Menasra: “Tebboune est un bureaucrate, Ouyahia est plus expérimenté que lui…”
Invité dimanche de l’émission “El Hadath” (événement) sur Echorouk News, le nouveau président du MSP, Abdelmadjid Tebboune a adopté un discours plus serein que celui de son prédécesseur Abderrazak Makri au point où des observateurs le jugent plutôt plus proche du pouvoir!
Ce que Abdelmadjid Menasra a rejeté catégoriquement en s’interrogeant : où est le rapprochement avec le pouvoir dans cela?
Et Menasra d’expliquer: “La différence entre Makri et moi dans la gestion est tout à fait naturelle. Chacun a sa façon et sa lecture des événements, mais au final nous sommes d’accord sur une même vision de l’action politique”.
Par ailleurs, l’ancien ministre de l’Industrie a réitéré son opposition aux mesures prises par l’ancien Premier ministre, Abdelmadjid Tebboune, notamment celles relatives à la création de l’inspection générale auprès du Premier ministère et celle fixant les conditions et les modalités d’application des régimes de licence d’importation ou d’exportation de produits et marchandises.
“Quelle est l’utilité d’une inspection générale au niveau du Premier ministère ? Quel est le but des licences d’importation ? Le processus est en soi une sorte de bureaucratie. Ouyahia a bien fait en les annulant et en prouvant qu’il est plus expérimenté dans ce poste…Tebboune a été bureaucrate et a échoué dans la défense et l’application du programme du président Bouteflika…Ses décisions ne nous ont mené qu’à davantage d’affrontements”, a-t-il soutenu.

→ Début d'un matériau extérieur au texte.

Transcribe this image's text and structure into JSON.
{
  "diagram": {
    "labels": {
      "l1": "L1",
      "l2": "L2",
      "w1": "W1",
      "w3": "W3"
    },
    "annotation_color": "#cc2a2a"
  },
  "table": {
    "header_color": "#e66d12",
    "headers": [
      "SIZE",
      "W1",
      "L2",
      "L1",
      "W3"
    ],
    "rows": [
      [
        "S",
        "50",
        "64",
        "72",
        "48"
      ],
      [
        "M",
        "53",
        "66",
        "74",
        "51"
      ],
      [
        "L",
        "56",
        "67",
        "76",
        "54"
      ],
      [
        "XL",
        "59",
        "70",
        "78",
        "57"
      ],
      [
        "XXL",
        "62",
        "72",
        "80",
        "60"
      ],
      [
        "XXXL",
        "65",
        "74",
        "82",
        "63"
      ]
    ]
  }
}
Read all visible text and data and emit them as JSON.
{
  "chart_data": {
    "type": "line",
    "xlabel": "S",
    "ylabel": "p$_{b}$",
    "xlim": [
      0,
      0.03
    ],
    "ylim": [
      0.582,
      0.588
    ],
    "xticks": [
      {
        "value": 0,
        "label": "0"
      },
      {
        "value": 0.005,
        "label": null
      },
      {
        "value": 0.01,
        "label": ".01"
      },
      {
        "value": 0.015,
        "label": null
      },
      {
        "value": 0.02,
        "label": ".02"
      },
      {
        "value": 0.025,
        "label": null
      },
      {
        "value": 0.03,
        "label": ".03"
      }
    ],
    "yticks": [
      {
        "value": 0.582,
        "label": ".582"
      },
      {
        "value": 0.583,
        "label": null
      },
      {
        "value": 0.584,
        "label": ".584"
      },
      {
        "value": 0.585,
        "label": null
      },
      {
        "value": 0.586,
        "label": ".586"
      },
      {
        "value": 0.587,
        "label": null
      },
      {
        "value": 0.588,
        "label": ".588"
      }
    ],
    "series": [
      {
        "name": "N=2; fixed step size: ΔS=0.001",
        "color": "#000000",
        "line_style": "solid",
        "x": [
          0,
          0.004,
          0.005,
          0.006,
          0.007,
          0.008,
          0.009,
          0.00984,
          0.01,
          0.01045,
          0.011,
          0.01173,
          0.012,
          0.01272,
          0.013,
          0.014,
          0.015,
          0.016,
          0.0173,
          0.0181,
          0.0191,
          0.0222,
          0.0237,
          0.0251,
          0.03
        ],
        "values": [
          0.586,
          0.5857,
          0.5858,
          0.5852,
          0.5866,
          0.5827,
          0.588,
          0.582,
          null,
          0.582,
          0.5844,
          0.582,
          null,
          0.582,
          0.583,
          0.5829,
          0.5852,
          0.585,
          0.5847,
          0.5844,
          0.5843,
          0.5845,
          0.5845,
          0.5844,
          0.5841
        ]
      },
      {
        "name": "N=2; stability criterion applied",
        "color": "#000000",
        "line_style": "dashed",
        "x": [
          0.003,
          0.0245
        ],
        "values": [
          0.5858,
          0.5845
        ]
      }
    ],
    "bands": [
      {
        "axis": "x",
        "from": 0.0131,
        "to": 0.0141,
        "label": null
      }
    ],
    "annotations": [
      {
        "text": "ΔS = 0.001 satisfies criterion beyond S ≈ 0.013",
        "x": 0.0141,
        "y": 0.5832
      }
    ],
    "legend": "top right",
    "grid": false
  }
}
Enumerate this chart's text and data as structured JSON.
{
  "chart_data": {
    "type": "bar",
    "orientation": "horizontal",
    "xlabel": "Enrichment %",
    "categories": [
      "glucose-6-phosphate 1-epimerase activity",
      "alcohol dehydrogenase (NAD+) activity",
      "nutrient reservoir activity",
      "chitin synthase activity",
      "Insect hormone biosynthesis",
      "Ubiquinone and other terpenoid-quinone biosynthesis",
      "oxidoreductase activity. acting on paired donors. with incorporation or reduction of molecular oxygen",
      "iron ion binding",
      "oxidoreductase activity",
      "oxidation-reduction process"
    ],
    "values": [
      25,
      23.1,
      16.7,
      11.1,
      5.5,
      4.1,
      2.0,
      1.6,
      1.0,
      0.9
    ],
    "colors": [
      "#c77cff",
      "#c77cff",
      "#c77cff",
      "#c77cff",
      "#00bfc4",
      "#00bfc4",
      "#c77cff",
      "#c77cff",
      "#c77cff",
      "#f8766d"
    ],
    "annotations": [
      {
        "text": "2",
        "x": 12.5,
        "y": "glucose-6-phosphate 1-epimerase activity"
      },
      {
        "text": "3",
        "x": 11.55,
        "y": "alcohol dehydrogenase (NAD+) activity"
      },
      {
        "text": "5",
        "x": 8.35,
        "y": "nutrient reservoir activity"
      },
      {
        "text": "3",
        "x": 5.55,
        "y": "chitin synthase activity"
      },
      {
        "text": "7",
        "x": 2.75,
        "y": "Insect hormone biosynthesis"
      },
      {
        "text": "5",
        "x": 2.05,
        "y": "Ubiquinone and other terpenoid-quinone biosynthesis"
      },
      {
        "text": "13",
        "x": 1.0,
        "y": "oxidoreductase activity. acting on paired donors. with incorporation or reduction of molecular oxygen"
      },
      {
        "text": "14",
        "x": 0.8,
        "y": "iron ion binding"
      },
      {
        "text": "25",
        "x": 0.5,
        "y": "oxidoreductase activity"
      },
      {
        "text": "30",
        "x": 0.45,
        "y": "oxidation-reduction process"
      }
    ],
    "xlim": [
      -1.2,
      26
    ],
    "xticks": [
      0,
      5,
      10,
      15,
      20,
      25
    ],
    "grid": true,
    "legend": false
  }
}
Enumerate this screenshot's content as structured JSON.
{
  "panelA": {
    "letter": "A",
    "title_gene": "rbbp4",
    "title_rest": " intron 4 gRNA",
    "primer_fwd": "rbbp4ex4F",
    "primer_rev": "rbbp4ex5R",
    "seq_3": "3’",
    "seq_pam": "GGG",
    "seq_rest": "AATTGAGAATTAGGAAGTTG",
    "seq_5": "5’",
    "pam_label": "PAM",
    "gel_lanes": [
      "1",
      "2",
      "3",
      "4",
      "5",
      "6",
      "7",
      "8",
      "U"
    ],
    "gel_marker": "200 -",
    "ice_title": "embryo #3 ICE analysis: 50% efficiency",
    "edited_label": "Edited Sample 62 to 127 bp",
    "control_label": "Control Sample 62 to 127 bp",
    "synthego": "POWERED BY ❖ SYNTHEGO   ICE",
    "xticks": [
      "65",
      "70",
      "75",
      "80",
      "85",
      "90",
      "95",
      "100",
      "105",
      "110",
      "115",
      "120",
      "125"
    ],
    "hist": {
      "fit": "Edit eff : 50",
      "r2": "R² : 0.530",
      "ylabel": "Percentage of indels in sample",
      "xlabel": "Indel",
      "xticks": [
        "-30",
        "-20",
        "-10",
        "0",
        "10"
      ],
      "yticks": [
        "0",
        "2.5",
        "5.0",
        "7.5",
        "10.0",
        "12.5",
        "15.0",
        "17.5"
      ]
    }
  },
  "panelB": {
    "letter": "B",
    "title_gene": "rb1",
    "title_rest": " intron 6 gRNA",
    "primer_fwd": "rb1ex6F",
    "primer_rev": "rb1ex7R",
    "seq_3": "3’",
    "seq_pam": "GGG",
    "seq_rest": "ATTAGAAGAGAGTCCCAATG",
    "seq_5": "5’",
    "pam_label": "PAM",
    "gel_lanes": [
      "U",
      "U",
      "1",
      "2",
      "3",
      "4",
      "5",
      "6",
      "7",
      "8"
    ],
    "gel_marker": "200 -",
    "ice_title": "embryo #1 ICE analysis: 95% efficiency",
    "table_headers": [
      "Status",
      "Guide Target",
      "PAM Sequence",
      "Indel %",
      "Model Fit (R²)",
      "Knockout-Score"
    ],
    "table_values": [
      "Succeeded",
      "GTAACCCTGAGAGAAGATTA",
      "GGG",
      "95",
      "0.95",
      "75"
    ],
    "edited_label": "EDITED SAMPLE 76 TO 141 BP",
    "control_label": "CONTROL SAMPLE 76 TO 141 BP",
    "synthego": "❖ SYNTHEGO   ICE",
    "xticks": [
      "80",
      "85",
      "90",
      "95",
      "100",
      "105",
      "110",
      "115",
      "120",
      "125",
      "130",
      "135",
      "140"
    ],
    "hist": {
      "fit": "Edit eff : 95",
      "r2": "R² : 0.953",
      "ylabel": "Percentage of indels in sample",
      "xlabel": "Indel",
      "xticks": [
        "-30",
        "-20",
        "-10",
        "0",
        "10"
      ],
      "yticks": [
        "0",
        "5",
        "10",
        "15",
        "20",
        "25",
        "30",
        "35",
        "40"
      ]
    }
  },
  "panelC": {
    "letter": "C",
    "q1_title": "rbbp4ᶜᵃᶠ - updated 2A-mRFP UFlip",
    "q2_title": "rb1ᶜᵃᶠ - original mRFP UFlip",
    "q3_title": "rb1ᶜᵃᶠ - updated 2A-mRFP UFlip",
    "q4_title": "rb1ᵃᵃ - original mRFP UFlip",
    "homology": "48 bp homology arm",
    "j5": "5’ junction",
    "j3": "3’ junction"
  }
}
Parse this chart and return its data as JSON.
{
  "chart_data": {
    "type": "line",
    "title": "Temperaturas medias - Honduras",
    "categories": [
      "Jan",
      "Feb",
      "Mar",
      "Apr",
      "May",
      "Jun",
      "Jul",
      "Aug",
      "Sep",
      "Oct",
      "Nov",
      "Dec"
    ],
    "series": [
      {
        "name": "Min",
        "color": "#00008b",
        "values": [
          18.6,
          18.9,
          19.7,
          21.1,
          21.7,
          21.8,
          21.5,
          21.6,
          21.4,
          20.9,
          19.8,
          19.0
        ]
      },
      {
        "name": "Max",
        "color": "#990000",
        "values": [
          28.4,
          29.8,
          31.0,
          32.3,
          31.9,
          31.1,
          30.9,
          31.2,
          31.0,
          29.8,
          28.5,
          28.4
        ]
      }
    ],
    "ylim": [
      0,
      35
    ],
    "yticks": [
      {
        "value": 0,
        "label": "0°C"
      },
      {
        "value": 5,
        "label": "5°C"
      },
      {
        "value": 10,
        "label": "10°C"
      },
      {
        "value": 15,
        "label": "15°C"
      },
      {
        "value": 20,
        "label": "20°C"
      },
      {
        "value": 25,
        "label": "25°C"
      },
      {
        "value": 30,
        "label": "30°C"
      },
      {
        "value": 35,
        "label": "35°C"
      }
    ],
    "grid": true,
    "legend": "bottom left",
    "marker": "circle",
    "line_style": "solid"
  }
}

En effet, le patron du MSP a remis en cause l’intention de Tebboune, estimant que celui-ci fait dans le “populisme” et prétendait avoir des informations sûres que la “Présidence était en colère contre lui depuis un moment”, tout en attribuant ainsi le limogeage de ce dernier et le rappel d’Ouyahia à la tête de la chefferie du gouvernement aux enjeux de 2019, à savoir les élections présidentielles.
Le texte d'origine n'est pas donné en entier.